Comparison of morbillivirus proteins by limited proteolysis

Proteins of a number of measles and SSPE virus strains have been compared by limited proteolysis and they appear to be largely conserved amongst the various strains. Viruses derived from SSPE cannot be distinguished from other measles viruses by this technique. Small differences in the digest patterns of the M proteins have been observed between the Edmonston and other measles virus strains. Furthermore, in some strains where the M proteins migrate slower in SDS-PAGE the limited proteolysis patterns are slightly different from those in other MV and SSPE virus strains. The limited proteolysis pattern of some canine distemper virus (CDV) proteins have been determined and nucleocapsid break-down products have been identified in infected cells. Comparisons of proteins of four strains of CDV have shown that these, too, are largely conserved, although the digest of proteins of CDV appear to show more pronounced differences than those present in the MV and SSPE virus group. Limited proteolysis can be used readily to distinguish MV from CDV isolates.

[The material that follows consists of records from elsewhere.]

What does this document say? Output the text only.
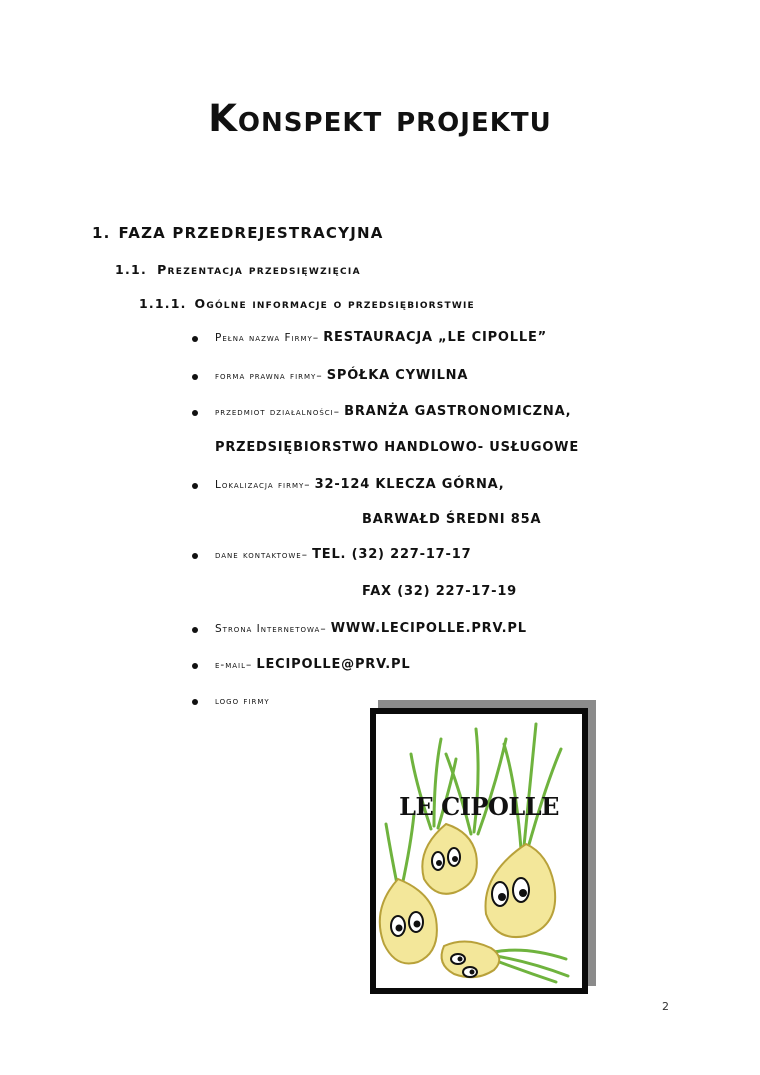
Konspekt projektu
1. FAZA PRZEDREJESTRACYJNA
1.1. Prezentacja przedsięwzięcia
1.1.1. Ogólne informacje o przedsiębiorstwie
Pełna nazwa Firmy– RESTAURACJA „LE CIPOLLE”
forma prawna firmy– SPÓŁKA CYWILNA
przedmiot działalności– BRANŻA GASTRONOMICZNA,
PRZEDSIĘBIORSTWO HANDLOWO- USŁUGOWE
Lokalizacja firmy– 32-124 KLECZA GÓRNA,
BARWAŁD ŚREDNI 85A
dane kontaktowe– TEL. (32) 227-17-17
FAX (32) 227-17-19
Strona Internetowa– WWW.LECIPOLLE.PRV.PL
e-mail– LECIPOLLE@PRV.PL
logo firmy
LE CIPOLLE
2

A simple method for the removal of mycoplasma contamination from paramyxovirus stocks

A simple and quick method of detecting mycoplasmas in virus stocks using the fluorochrome Hoechst 33258 is described. Different methods of removal of mycoplasmas from stocks are discussed. The simple but effective method using gentamicin (0.2 mg/ml) or chloramphenicol (5 micrograms/ml) is demonstrated and chosen as the most efficient as judged using both the Hoechst stain and the direct assessment of mycoplasma RNA species labelled with [5-3H]uridine.